Hepsini (doğal olarak) tanıyor. Tatilde gideceği için selam gönderdim. Uygurca bilip bilmediğimi sordu. “Biliyorum” dediğimde de başparmağıyla onaylayıp “Ben de biliyorum” dedi. Lisans’ta Mançuca hazırlanan kızın sunumunu beğendim. Ama bir konu var.

 


Ertesi gün öğlen evde çeviriyle meşgulken “Parayı gönderdim, aldınız mı?” mesajı geldi. Yaşasın! Fıkra olmadık.

 


Öğleden sonra Altan-Od ile bölüm başkanını görüyorduk. Biraz onun ödevinden konuştuk. Moğolca’ya giren Türkçe söz varlığı konusuna hazırlanıyordu. Doğrusu, bölüm başkanının da bu konuda altyapısı var; ama çalıştığı alan bu değil. Bu arada önceki akşamın prova sunumlarını da konuştuk. Bu arada dünkü Mançuca sunumla ilgili konuyu da hocama sordum: Mançuca Moğolca gibi üst düzey, olağan düzey ve alt düzey konuşma biçimleri olan bir dil değil. Ama bizim okulun geleneğinde Mançuca tüm sözleri üst düzeyden Moğolca’ya aktarıyorlar.

 

Neden? O da Moğolistan’da ve okulumuzdaki Mançu çalışmalarının 1940lardan sonraki geçmişini aktardı. Kendisi de Mançuca çalışıyor. Bakalım; sıra tezime gelince belki birlikte çok işler yaparız.

 


Oradan çıkıp Altan-Od’un kursuna gittik ve ilk İngilizce konuşma dersime girdim.

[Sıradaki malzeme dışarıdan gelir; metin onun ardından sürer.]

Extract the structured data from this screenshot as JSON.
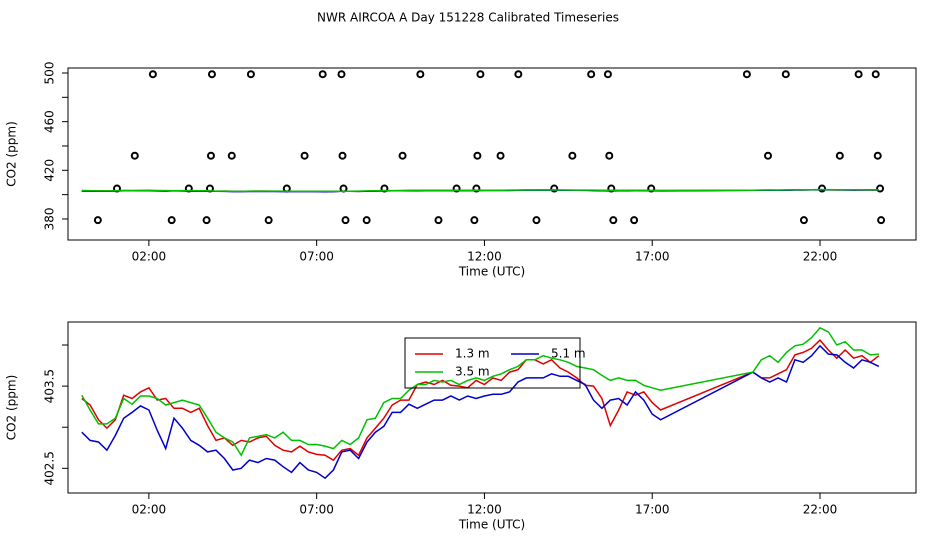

Üç kursiyerden ikisi öğrenci, biri bankacı. Öğrencilerin ikisi de çok zeki, ama ülkelerini sevmiyor. Bunu ilerleyen süreçte düzelteceğiz.
Cuma günü sabah okula gidip hocamı görecektim, ama hazırlık sınıfının dersleri iptal olmuş. Öğleden sonra Bilgee geldi ve çalışmamı ona da okuttum. O giderken ben de çıkıp Duha arkadaşımız, Höömii diye tanınan Ganzam ile görüşüp bu konuyu konuştum.

 

Yol ve iklim durumunu uzun uzadıya konuşup bir yol haritası çıkarmaya çalıştık. Ayrıntılar için bir-iki gün istedi. Bu arada söylediği en ilginç şey “Gelenlere söyle; gelirken yorganlarını getirsinler” oldu. Üstümüze bir sıkıntı kaldı ama hadi bakalım.

 


Cumartesi sabahı yine konuşma sınıfı vardı. Perşembe akşamından iki kişi eksikti ama o gün gelmeyen iki kişi dersteydi. Sınıfımda ilginç katılımcılar var.

 


Çıkınca Erbolat’ın kursuna gittim. Şirketin iki güreşçisi yeni yıl için beşparmak getirmişti. Biz kazımızı yedik, kışa hazırız. Sizi bilmem. Sonra Erbolat ile biraz lafladık. 27 Aralık’tan sonra Hövsgöl’e gidip belgesel çekmeye o da şok oldu. Başımıza kötü bir şey gelmese bari!
Pazar günü resmen evde takıldım. Yine de uykum var. O yüzden yazıyı ilk kez gözlüğümü takarak yazıyorum. Alışmayınca gerçekten durmuyormuş.

 


Sonra gelecek ekibin tur günlük plan metnini hazırladım. Hava almak için dışarı çıktım, akşam yemeği ve güzel haftanın sonu.